白色链霉菌G丝氨酸β-内酰胺酶。通过突变酶的分子建模探究催化机制。
Streptomyces albus G serine beta-lactamase. Probing of the catalytic mechanism via molecular modelling of mutant enzymes.
作者信息
Lamotte-Brasseur J, Jacob-Dubuisson F, Dive G, Frère J M, Ghuysen J M
机构信息
Centre d'Ingénierie des Protéines, Université de Liège, Sart tilman, Belgium.
出版信息
Biochem J. 1992 Feb 15;282 ( Pt 1)(Pt 1):189-95. doi: 10.1042/bj2820189.
Abstract
In previous studies, several amino acids of the active site of class A beta-lactamases have been modified by site-directed mutagenesis.
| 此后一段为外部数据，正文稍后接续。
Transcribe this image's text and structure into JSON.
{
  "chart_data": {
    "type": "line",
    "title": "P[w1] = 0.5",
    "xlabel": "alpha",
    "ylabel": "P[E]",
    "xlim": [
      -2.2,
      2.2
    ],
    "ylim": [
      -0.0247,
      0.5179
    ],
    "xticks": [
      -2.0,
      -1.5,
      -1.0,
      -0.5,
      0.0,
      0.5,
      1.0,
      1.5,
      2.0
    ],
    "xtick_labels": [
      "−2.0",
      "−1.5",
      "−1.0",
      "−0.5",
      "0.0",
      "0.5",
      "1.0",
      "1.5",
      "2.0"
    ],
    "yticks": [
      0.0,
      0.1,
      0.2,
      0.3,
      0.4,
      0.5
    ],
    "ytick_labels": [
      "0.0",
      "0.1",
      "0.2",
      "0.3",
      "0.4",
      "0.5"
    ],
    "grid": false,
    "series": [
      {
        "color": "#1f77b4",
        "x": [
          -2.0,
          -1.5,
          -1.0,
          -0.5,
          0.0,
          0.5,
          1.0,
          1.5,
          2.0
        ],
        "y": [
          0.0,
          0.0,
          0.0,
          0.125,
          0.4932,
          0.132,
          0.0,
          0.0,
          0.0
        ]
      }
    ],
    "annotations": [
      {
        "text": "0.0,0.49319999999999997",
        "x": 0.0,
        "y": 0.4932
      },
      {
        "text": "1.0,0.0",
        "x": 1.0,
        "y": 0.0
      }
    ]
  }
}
On the basis of the catalytic mechanism proposed for the Streptomyces albus G beta-lactamase [Lamotte-Brasseur, Dive, Dideberg, Charlier, Frère & Ghuysen (1991) Biochem. J. 279, 213-221], the influence that these mutations exert on the hydrogen-bonding network of the active site has been analysed by molecular mechanics. The results satisfactorily explain the effects of the mutations on the kinetic parameters of the enzyme's activity towards a set of substrates. The present study also shows that, upon binding a properly structured beta-lactam compound, the impaired cavity of a mutant enzyme can readopt a functional hydrogen-bonding-network configuration.
摘要
在先前的研究中,通过定点诱变对A类β-内酰胺酶活性位点的几种氨基酸进行了修饰。基于为白色链霉菌Gβ-内酰胺酶提出的催化机制[拉莫特-布拉瑟尔、迪夫、迪德伯格、沙利耶、弗雷尔和居伊森(1991年)《生物化学杂志》279卷,213 - 221页],通过分子力学分析了这些突变对活性位点氢键网络的影响。结果令人满意地解释了这些突变对该酶针对一组底物的活性动力学参数的影响。本研究还表明,在结合结构合适的β-内酰胺化合物时,突变酶受损的腔可以重新采用功能性氢键网络构型。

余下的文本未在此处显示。